Myometrium or adenomyoma resection – In this procedure, surgeons remove a focal consolidation of adenomyosis known as an adenomyoma. To be successful this procedure requires that the adenomyosis is relatively focally isolated and with a minimal diffuse spread. Unfortunately, adenomyosis is commonly diffuse and the operation is successful only 50% of the time. The procedure is performed with either a laparoscope or hysteroscope.[rx]
Endometrial ablation techniques – are only for women who have completed their childbearing. The techniques either include physical resection and removal of the endometrium through a hysteroscope or focus on ablating or killing the endometrial layer of the uterus without its immediate removal. Endometrial ablation and resection techniques are most appropriate for shallow adenomyosis. The efficacy of the procedures is reduced if the adenomyosis is too widespread or deep. Furthermore, deep adenomyosis may become trapped behind a scarred region that was ablated, leading to further bleeding and pain. Endometrial resection is also limited to relatively shallow adenomyosis as significant bleeding may result from damage to large arteries that are present 5 mm deep within the myometrium.[rx]
Non-hysteroscopic procedures – These techniques do not require a hysteroscope are relatively fast, and many can be performed as an outpatient procedure.
Thermal balloon – Using a thin expanding balloon placed within the uterus, providers can introduce heated fluid and ablate the endometrium. This procedure has been shown to result in amenorrhea or complete cessation of menstrual bleeding for 12 months in 23% of patients. 16% of patients eventually experience treatment failure with pain or bleeding requiring additional treatments or a hysterectomy. [9]
Cryo-endometrial ablation (CEA) – A form of cryotherapy whereby using a small probe, providers can directly apply sub-zero temperatures within the uterus to freeze and ablate the endometrium.
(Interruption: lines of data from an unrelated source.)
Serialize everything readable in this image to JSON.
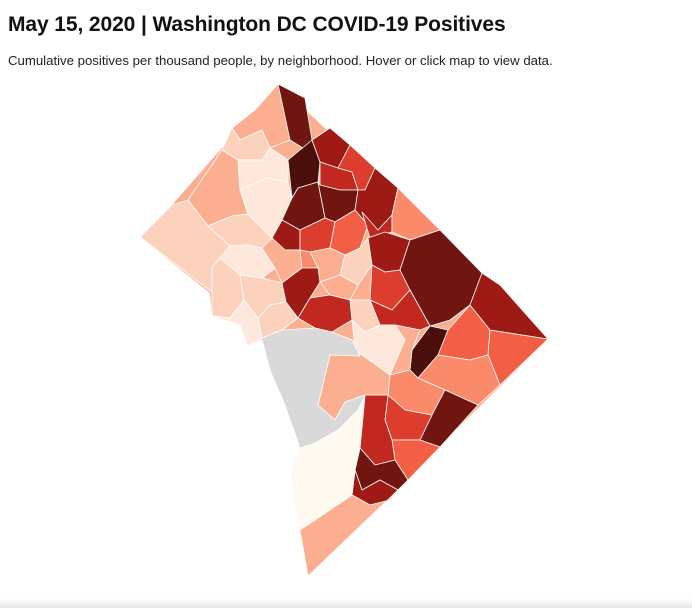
{
  "header": {
    "title": "May 15, 2020 | Washington DC COVID-19 Positives",
    "subtitle": "Cumulative positives per thousand people, by neighborhood. Hover or click map to view data."
  },
  "map": {
    "name": "Washington DC neighborhoods choropleth",
    "measure": "Cumulative positives per thousand people",
    "color_scale": {
      "no_data": "#d9d9d9",
      "lightest": "#fffaf0",
      "steps": [
        "#fee8dc",
        "#fcd2bd",
        "#fcae91",
        "#fb8a6a",
        "#f25f44",
        "#dc3d2d",
        "#c02820",
        "#9e1b15",
        "#701510",
        "#4a0f0a"
      ]
    },
    "regions": [
      {
        "name": "neighborhood-1",
        "color": "#701510"
      },
      {
        "name": "neighborhood-2",
        "color": "#fcae91"
      },
      {
        "name": "neighborhood-3",
        "color": "#fcd2bd"
      },
      {
        "name": "neighborhood-4",
        "color": "#fcae91"
      },
      {
        "name": "neighborhood-5",
        "color": "#fee8dc"
      },
      {
        "name": "neighborhood-6",
        "color": "#fcd2bd"
      },
      {
        "name": "neighborhood-7",
        "color": "#fee8dc"
      },
      {
        "name": "neighborhood-8",
        "color": "#fcd2bd"
      },
      {
        "name": "neighborhood-9",
        "color": "#fee8dc"
      },
      {
        "name": "neighborhood-10",
        "color": "#fcd2bd"
      },
      {
        "name": "neighborhood-11",
        "color": "#fcd2bd"
      },
      {
        "name": "neighborhood-12",
        "color": "#fee8dc"
      },
      {
        "name": "neighborhood-13",
        "color": "#fcd2bd"
      },
      {
        "name": "neighborhood-14",
        "color": "#4a0f0a"
      },
      {
        "name": "neighborhood-15",
        "color": "#9e1b15"
      },
      {
        "name": "neighborhood-16",
        "color": "#701510"
      },
      {
        "name": "neighborhood-17",
        "color": "#c02820"
      },
      {
        "name": "neighborhood-18",
        "color": "#dc3d2d"
      },
      {
        "name": "neighborhood-19",
        "color": "#701510"
      },
      {
        "name": "neighborhood-20",
        "color": "#9e1b15"
      },
      {
        "name": "neighborhood-21",
        "color": "#dc3d2d"
      },
      {
        "name": "neighborhood-22",
        "color": "#f25f44"
      },
      {
        "name": "neighborhood-23",
        "color": "#9e1b15"
      },
      {
        "name": "neighborhood-24",
        "color": "#c02820"
      },
      {
        "name": "neighborhood-25",
        "color": "#fb8a6a"
      },
      {
        "name": "neighborhood-26",
        "color": "#9e1b15"
      },
      {
        "name": "neighborhood-27",
        "color": "#fcae91"
      },
      {
        "name": "neighborhood-28",
        "color": "#fb8a6a"
      },
      {
        "name": "neighborhood-29",
        "color": "#fcae91"
      },
      {
        "name": "neighborhood-30",
        "color": "#fcd2bd"
      },
      {
        "name": "neighborhood-31",
        "color": "#9e1b15"
      },
      {
        "name": "neighborhood-32",
        "color": "#fcae91"
      },
      {
        "name": "neighborhood-33",
        "color": "#c02820"
      },
      {
        "name": "neighborhood-34",
        "color": "#dc3d2d"
      },
      {
        "name": "neighborhood-35",
        "color": "#701510"
      },
      {
        "name": "neighborhood-36",
        "color": "#c02820"
      },
      {
        "name": "neighborhood-37",
        "color": "#fcd2bd"
      },
      {
        "name": "neighborhood-38",
        "color": "#fee8dc"
      },
      {
        "name": "neighborhood-39",
        "color": "#4a0f0a"
      },
      {
        "name": "neighborhood-40",
        "color": "#fcae91"
      },
      {
        "name": "neighborhood-41",
        "color": "#f25f44"
      },
      {
        "name": "neighborhood-42",
        "color": "#f25f44"
      },
      {
        "name": "neighborhood-43",
        "color": "#fb8a6a"
      },
      {
        "name": "neighborhood-44",
        "color": "#fb8a6a"
      },
      {
        "name": "neighborhood-45",
        "color": "#701510"
      },
      {
        "name": "neighborhood-46",
        "color": "#dc3d2d"
      },
      {
        "name": "neighborhood-47",
        "color": "#9e1b15"
      },
      {
        "name": "neighborhood-48",
        "color": "#f25f44"
      },
      {
        "name": "neighborhood-49",
        "color": "#c02820"
      },
      {
        "name": "neighborhood-50",
        "color": "#701510"
      },
      {
        "name": "neighborhood-51",
        "color": "#9e1b15"
      },
      {
        "name": "neighborhood-52",
        "color": "#fcae91"
      },
      {
        "name": "neighborhood-53",
        "color": "#fffaf0"
      },
      {
        "name": "neighborhood-54",
        "color": "#fcae91"
      },
      {
        "name": "neighborhood-55",
        "color": "#d9d9d9"
      }
    ]
  }
}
Circulating Hot Water – Heated water directly introduced into the uterus is used to thermally ablate the endometrium.
Microwave ablation – Using a small probe introduced into the uterus, a provider uses microwave energy to ablate the endometrium.
High-energy radiofrequency ablation – Using a small expandable mesh placed within the uterus, providers use high-energy radio waves to ablate the endometrium.
Hysteroscopic procedures: These techniques all require the use of a hysteroscope to perform.
Wire-loop resection – Under direct visualization through a hysteroscope, a wire loop instrument charged with an electric current permits a provider to carefully remove the endometrium in strips.
Laser ablation – Under direct visualization through a hysteroscope, lasers are used to vaporize and ablate the endometrium.
Rollerball ablation – Under direct visualization through a hysteroscope, a metallic ball on the end of a probe is charged with electricity and rolled across the surface of the endometrium. This has been shown to have a coagulative effect to the depth of 2–3 mm into the myometrium. This destroys the endometrium and the nearby growth of dysfunctional smooth muscle. Deeper adenomyosis escapes this coagulative effect.[9]